Burhan AKÇİN
30 Eyl 2022
Yeni tiyatro mevsimi 1 Ekim’de başlıyor. Tiyatrolar seyirciyle, seyirciler oyunlarla buluşacak. Aramızdan ayrılanların prova yerlerindeki son rolleri gelecek aklımıza, üzgün, buruk, sızılı bir heyecanla anacağız ve unutulan fotoğraflar arasından sararıp düşecek sevdiklerimiz, ustalarımız, hocalarımız. Ama biz,bizden öncekilerin hiç yaşamadığını sandığımız sorunlar yumağını, açalım umuduyla sarıp sarıp büyüteceğiz arkamızdan.
Tiyatrolar seyircileri olduğu sürece yaşarlar. Seyircisinden uzaklaşan tiyatrolar kaybolup gider, yavaş seyreden bir gerileme, azalma, işe yaramazlık, gereksiz uydurma olaylar ve yalnızlıklar,aşırı koruma kollama duygusu beklenen yok oluşa götürür tiyatroları.

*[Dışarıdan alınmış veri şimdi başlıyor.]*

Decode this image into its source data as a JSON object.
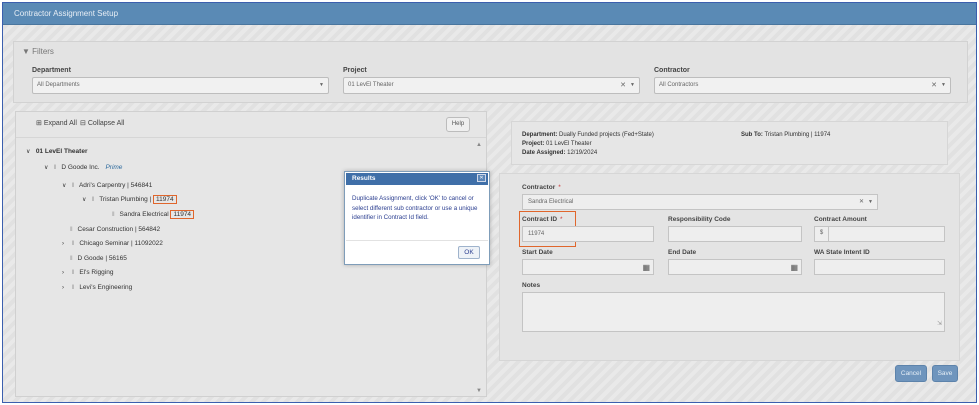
{
  "window": {
    "title": "Contractor Assignment Setup"
  },
  "filters": {
    "title": "Filters",
    "department": {
      "label": "Department",
      "value": "All Departments"
    },
    "project": {
      "label": "Project",
      "value": "01 LevEl Theater"
    },
    "contractor": {
      "label": "Contractor",
      "value": "All Contractors"
    }
  },
  "tree": {
    "expand_all": "Expand All",
    "collapse_all": "Collapse All",
    "help": "Help",
    "nodes": [
      {
        "label": "01 LevEl Theater"
      },
      {
        "label": "D Goode Inc.",
        "badge": "Prime"
      },
      {
        "label": "Adri's Carpentry | 546841"
      },
      {
        "label": "Tristan Plumbing |",
        "id": "11974"
      },
      {
        "label": "Sandra Electrical",
        "id": "11974"
      },
      {
        "label": "Cesar Construction | 564842"
      },
      {
        "label": "Chicago Seminar | 11092022"
      },
      {
        "label": "D Goode | 56165"
      },
      {
        "label": "El's Rigging"
      },
      {
        "label": "Levi's Engineering"
      }
    ]
  },
  "info": {
    "department_label": "Department:",
    "department_value": "Dually Funded projects (Fed+State)",
    "subto_label": "Sub To:",
    "subto_value": "Tristan Plumbing | 11974",
    "project_label": "Project:",
    "project_value": "01 LevEl Theater",
    "date_label": "Date Assigned:",
    "date_value": "12/19/2024"
  },
  "form": {
    "contractor": {
      "label": "Contractor",
      "required": "*",
      "value": "Sandra Electrical"
    },
    "contract_id": {
      "label": "Contract ID",
      "required": "*",
      "value": "11974"
    },
    "responsibility_code": {
      "label": "Responsibility Code",
      "value": ""
    },
    "contract_amount": {
      "label": "Contract Amount",
      "currency": "$",
      "value": ""
    },
    "start_date": {
      "label": "Start Date",
      "value": ""
    },
    "end_date": {
      "label": "End Date",
      "value": ""
    },
    "wa_state_intent_id": {
      "label": "WA State Intent ID",
      "value": ""
    },
    "notes": {
      "label": "Notes",
      "value": ""
    }
  },
  "actions": {
    "cancel": "Cancel",
    "save": "Save"
  },
  "modal": {
    "title": "Results",
    "message": "Duplicate Assignment, click 'OK' to cancel or select different sub contractor or use a unique identifier in Contract Id field.",
    "ok": "OK"
  },
  "colors": {
    "titlebar": "#5a8ab5",
    "highlight": "#e0662c",
    "modal_header": "#3f6fa8",
    "button": "#6f95bd"
  }
}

Bir tiyatro işletmesinin çok pahalı ve masraflı, hatta gereksiz ve zararlı bir iş olduğu, çeşitli yöntemlerle anlatılsa bile, bir türlü anlamaz tiyatrocular. Çünkü onların işi başkadır, yüzlerine karşı söylenen bu yakınmaları dikkate almazlar. Oyunlarını hazırlar ve seyircileri ile birlikte bütünü tamamlayarak ruhumuzu onarırlar,kötülüğe ve mutsuzluğa karşı oyunlarla korurlar bizi. Kurgusal yaşamı izlettirerek, gerçek yaşamın acılarına karşı aşılarlar bizi.
Seyirciyle tiyatronun arasını açmamak, tamamlayıcı bu iki gücü birbirinden koparmamak için, akla hayale gelmeyecek zorluklarla savaşır tiyatrolar. Yok etmek için harcanan bu çaba yaşatmak için harcansa, hayat onarılır ve huzura kavuşur ruhlarımız.
Tiyatrosu olan kentler saygın kentlerdir. Tiyatrolarını bilgi ve beceri ile donatarak,seyircisiyle bütünleşen tiyatrocular saygın sanatkardır. Büyük bir tanım içinde, Kültür Merkezi başlığı altında kaybolmadan kendini var etmeye çalışan, hizmet eden tiyatrolar ne kadar büyük bir geleneğin öncülüğünü yaptıklarını bilirler. Bilirler ki kendi çalışma alanları özgürleşinceye kadar acı çekeceklerdir.
Bir öndeyişe göre ilk 40 yılının biraz zor olduğu söylenen tiyatro sanatının, bir işletme ve işyeri olarak kentlerde yaşamını sürdürmesi, önce istek ve sonra büyük bir destek ile mümkün olabilir. Gece ile gündüzün farkına varabilen her yöneticinin, tiyatroları, oyuncuları, yönetmenleri, tasarımcıları, oyun yazarlarını, teknik elemanları ve tiyatro mekanlarını koruması,çoğaltması,teşvik etmesi asli görevidir. Yoksa Kültür Merkezi adıyla yapılan onlarca binanın,kültürle sanatla ilgili ödeneklerin ve görev şemalarının anlamı olmaz. İçinde ışığı yakacak,oyununu oynayacak,prova yapacak,ses çıkaracak ve konuşacak birilerinin olmadığı ihtişamlı binalar kaç para eder? Niye yapılmıştır?
Kısaca, içinde tiyatroların yaşadığı, tiyatro sanatçılarının mutlu olduğu, seyircilerin tiyatroları var diye gururlandığı, çocukların, yurttaşların sanatı bir gereksinim olarak gördüğü, eğitim amacıyla da kullandığı bir kent yaratmak zor değil. Yeni sezonda herkesi tiyatro seyretmeye, tiyatrolarına sahip çıkmaya çağırıyorum.
Yeni tiyatro mevsiminde sorun yaratmamanız, sevgiyle bakmanız ve sevinçle görmeniz dileği ile, PERDE diyorum.